Well, that idea makes sense in the theory, but there are some
problems:
* On Wayland: there are still several questions about how to
implement some of the
current API on Wayland. For example, you mentioned some problems
using evdev/uinput on
mousetweaks. I foresee a similar problem with at-spi (that also runs
as a user process).
* On X: one of the outcomes of investigating how to reimplement
some of the current
functionality of at-spi2 on Wayland, is the conclusion that the usage
of X on at-spi is
obsolete. Needs and update, and probably some of the current
functionality is not working.
mousetweaks only uses 2 at-spi functions, the generateMouseEvent
method and an EventListener to listen for "mouse:*" events. Does this
mean that those things will no longer work on X once wayland support
is added?
Sorry if I didn't explain myself properly. What I mentioned about X
doesn't have any relation with adding wayland. What I wanted to say is
that some of the code is using somewhat old X methods that it would be
to replace (ie, with some xinput2 stuff). But we don't foresee any
regression there.
I've now uploaded a new 'wayland' branch to git. On X everything seems
to work as before
Good to know. As I said, although ideally we would like to update the
code that depends on X, with the proper X methods, we will not do that
if that means a regression. If we do that, we will ping you.

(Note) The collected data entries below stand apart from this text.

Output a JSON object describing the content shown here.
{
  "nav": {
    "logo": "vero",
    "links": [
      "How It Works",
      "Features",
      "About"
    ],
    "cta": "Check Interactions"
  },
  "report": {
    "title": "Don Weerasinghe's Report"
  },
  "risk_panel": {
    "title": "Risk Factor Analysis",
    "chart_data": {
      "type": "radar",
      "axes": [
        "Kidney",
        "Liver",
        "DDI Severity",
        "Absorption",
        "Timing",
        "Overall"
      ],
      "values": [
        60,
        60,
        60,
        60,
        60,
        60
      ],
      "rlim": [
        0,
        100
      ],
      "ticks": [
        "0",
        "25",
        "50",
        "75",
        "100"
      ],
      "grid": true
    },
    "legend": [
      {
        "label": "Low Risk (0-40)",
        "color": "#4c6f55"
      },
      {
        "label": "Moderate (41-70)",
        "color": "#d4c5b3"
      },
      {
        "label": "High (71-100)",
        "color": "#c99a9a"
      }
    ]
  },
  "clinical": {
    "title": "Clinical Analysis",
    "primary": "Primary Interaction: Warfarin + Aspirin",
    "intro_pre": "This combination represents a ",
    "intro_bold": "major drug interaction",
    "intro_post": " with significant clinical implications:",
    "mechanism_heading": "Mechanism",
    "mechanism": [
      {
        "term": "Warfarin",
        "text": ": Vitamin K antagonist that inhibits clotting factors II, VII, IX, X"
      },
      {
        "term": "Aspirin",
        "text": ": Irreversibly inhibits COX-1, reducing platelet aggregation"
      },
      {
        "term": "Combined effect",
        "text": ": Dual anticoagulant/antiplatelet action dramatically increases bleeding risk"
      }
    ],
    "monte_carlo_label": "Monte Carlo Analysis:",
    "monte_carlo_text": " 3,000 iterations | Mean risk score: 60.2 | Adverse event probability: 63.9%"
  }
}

but on wayland mousetweaks just sits there and waits for at-spi events
that never arrive.
Well, the problem is that on at-spi2 there are not a equivalent
implementation relying on wayland. Basically, we are on a situation of
not being sure how to do that using just wayland methods, with something
similar to what you commented on previous emails.
And I've also updated the wayland accessibility page. Hope that's ok.
Yes it is ok, and in fact, welcomed. Thanks for the update.